Am Fußende des Betts stand Steve, Heidis großer Labradormischling, und wedelte mit dem Schwanz. Als er bemerkte, dass sie ihn ansah, begann sein ganzer Körper zu wackeln, und er lief zur Seite des Bettes, wo er ihr näher kommen konnte. Heidi gähnte.
» Steve …«, sagte sie und unternahm einen halbherzigen Versuch, seinen Kopf zu tätscheln. Als er seinen Namen hörte, stellte Steve die Ohren auf. » Wie wär’s, wenn du mir zur Abwechslung mal Frühstück machst?«, fragte sie.

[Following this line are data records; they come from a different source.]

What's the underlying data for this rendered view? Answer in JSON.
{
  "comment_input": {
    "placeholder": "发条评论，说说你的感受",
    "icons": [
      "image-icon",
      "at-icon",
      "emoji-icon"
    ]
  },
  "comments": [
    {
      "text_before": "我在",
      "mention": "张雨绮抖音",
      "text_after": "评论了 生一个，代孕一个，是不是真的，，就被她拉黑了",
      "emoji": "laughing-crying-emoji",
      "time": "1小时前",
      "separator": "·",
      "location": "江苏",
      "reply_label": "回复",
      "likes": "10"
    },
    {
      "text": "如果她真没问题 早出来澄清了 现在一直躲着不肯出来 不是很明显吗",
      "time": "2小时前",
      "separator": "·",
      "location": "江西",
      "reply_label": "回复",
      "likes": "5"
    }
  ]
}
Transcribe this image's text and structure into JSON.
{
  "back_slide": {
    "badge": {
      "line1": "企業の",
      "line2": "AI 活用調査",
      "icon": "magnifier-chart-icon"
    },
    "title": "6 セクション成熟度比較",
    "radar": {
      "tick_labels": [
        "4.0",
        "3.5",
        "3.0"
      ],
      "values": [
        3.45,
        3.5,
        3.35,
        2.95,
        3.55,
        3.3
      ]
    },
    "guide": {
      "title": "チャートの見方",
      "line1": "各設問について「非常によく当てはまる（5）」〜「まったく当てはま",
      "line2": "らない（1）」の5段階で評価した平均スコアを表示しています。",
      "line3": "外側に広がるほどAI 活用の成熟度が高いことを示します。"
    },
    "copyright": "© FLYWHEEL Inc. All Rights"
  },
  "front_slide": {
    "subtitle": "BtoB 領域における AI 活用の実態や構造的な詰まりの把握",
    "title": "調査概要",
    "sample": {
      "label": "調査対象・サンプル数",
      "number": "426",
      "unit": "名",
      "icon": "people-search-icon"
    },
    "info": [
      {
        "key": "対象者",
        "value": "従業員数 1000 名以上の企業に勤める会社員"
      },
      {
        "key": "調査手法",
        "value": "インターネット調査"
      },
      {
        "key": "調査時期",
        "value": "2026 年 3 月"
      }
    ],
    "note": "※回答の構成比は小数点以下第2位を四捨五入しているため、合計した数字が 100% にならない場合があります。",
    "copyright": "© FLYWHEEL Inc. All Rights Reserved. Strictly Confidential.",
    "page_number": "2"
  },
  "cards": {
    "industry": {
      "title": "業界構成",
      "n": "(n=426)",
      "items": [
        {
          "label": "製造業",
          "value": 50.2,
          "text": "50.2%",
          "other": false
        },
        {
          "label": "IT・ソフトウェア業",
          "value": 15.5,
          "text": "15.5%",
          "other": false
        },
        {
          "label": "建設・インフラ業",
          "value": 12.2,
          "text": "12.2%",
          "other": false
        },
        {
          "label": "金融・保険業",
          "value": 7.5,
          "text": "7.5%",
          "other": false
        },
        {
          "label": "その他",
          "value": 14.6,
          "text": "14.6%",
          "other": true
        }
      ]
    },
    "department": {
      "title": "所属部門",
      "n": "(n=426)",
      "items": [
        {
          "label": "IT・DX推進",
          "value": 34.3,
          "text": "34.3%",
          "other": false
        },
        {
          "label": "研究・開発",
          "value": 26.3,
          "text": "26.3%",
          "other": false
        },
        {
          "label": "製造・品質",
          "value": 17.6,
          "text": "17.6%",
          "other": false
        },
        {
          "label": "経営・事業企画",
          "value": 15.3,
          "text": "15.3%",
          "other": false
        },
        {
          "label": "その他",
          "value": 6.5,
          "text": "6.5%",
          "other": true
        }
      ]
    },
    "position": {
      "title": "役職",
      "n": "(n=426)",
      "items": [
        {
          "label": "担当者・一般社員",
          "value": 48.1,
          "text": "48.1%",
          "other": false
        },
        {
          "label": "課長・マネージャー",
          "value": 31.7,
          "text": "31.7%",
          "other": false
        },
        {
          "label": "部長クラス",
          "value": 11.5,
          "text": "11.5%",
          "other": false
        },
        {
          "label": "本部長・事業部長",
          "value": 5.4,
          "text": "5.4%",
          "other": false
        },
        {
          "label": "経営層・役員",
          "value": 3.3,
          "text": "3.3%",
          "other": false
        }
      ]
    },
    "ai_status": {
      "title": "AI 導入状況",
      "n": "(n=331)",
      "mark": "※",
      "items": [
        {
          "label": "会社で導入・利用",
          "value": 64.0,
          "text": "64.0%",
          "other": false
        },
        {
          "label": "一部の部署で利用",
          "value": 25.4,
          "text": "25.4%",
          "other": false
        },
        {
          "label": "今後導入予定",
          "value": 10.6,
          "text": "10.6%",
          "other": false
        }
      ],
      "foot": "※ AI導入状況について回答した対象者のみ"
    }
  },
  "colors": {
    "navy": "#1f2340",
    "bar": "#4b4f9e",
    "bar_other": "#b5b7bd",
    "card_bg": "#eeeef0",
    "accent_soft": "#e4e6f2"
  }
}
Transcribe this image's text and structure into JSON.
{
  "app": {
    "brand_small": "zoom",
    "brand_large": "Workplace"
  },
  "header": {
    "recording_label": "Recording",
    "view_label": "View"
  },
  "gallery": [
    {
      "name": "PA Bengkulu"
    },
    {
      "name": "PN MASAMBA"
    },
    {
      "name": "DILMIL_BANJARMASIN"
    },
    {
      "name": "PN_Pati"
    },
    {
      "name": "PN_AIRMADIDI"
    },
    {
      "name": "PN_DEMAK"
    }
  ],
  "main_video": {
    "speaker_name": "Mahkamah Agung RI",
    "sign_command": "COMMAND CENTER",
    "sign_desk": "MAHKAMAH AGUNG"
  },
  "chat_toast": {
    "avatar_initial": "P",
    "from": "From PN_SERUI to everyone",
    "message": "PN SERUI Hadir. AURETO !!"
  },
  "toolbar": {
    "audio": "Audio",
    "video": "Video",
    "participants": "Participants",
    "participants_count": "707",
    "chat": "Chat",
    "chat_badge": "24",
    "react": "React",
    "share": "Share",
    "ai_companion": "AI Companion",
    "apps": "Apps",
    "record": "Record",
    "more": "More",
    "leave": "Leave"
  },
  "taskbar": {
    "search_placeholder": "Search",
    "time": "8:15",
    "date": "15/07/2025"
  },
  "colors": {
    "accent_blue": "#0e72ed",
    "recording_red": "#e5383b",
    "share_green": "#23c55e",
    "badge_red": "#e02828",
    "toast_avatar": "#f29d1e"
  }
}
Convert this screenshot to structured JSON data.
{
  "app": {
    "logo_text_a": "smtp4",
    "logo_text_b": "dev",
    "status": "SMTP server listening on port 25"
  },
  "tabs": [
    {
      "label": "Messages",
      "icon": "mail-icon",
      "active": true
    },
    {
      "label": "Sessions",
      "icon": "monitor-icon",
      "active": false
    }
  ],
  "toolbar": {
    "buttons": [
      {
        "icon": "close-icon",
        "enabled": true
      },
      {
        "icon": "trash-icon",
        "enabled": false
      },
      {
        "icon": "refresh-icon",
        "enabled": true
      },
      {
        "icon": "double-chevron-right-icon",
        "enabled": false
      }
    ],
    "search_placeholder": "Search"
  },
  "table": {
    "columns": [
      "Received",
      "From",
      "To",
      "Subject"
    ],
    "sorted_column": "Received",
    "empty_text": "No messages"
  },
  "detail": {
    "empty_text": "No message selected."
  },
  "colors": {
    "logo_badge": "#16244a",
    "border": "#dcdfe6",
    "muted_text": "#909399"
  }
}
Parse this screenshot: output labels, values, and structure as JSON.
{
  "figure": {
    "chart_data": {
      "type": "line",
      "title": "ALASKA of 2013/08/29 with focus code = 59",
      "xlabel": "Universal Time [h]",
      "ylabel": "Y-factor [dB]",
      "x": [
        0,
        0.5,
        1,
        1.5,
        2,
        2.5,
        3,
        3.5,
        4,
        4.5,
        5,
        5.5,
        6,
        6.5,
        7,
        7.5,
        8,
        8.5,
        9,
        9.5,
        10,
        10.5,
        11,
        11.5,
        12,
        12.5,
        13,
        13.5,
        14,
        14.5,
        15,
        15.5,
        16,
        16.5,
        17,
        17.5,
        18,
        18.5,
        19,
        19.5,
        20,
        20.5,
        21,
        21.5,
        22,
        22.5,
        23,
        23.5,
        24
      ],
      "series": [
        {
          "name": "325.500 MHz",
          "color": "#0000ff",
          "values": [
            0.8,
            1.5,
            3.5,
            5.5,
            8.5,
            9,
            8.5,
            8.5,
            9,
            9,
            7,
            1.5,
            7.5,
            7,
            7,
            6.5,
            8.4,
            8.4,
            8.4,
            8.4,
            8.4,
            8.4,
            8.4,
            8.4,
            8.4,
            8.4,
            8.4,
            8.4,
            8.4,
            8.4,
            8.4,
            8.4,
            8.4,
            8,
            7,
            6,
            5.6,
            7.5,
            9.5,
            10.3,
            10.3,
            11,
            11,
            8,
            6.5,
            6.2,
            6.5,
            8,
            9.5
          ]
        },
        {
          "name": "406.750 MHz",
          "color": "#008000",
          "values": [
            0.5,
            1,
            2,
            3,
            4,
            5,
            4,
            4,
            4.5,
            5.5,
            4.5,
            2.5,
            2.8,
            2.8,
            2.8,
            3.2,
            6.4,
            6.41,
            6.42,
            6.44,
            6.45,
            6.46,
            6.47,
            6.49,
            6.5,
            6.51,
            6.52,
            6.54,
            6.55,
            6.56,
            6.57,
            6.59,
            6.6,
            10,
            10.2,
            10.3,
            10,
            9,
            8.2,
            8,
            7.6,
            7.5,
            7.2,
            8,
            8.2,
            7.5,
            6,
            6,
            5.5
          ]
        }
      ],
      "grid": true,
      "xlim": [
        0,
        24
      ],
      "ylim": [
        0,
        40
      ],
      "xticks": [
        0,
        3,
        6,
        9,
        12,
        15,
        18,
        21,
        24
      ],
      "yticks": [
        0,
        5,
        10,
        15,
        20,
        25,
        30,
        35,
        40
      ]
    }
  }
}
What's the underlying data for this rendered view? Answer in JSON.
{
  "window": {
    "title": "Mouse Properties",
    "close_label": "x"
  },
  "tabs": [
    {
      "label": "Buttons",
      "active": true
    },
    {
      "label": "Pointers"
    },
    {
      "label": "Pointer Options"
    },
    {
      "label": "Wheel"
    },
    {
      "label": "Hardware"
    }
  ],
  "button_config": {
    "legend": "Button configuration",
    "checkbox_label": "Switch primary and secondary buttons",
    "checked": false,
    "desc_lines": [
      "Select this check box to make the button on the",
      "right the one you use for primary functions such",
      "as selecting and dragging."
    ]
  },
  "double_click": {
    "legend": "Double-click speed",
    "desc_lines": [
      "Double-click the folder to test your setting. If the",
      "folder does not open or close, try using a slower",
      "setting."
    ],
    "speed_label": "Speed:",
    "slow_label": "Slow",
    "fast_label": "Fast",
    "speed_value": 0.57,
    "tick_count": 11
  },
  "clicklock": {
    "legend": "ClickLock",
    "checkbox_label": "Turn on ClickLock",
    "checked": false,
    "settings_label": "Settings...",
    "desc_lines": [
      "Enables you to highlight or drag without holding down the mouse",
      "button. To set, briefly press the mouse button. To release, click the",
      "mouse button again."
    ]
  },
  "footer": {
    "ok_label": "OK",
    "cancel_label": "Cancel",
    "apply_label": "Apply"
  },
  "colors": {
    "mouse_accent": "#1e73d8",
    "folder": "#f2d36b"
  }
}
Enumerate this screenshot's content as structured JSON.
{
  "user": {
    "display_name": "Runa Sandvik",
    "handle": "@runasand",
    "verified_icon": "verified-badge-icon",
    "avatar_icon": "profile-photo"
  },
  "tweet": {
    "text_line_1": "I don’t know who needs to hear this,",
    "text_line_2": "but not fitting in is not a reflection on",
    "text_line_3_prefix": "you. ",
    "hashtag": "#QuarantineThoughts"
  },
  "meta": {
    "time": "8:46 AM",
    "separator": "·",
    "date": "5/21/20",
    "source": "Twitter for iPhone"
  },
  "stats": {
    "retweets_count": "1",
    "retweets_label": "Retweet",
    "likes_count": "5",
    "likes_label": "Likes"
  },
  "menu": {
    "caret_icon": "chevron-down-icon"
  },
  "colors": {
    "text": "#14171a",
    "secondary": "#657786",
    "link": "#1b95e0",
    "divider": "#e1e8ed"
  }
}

Steve wedelte weiter mit dem Schwanz.
» Nicht Besonderes«, sagte Heidi, die allmählich etwas munterer wurde. Sie gähnte erneut. » Pochierte Eier mit Schinken und Sauce hollandaise, frisch gepressten Orangensaft und vor allem Kaffee.«
Einen Moment lang beobachtete Steve sie aufmerksam, aber als nichts weiter geschah, drehte er sich einmal im Kreis und legte sich neben das Bett. Heidi sah ihn einfach nur an.
» Das war wohl ein höfliches ›Leck mich am Arsch‹«, sagte sie schließlich.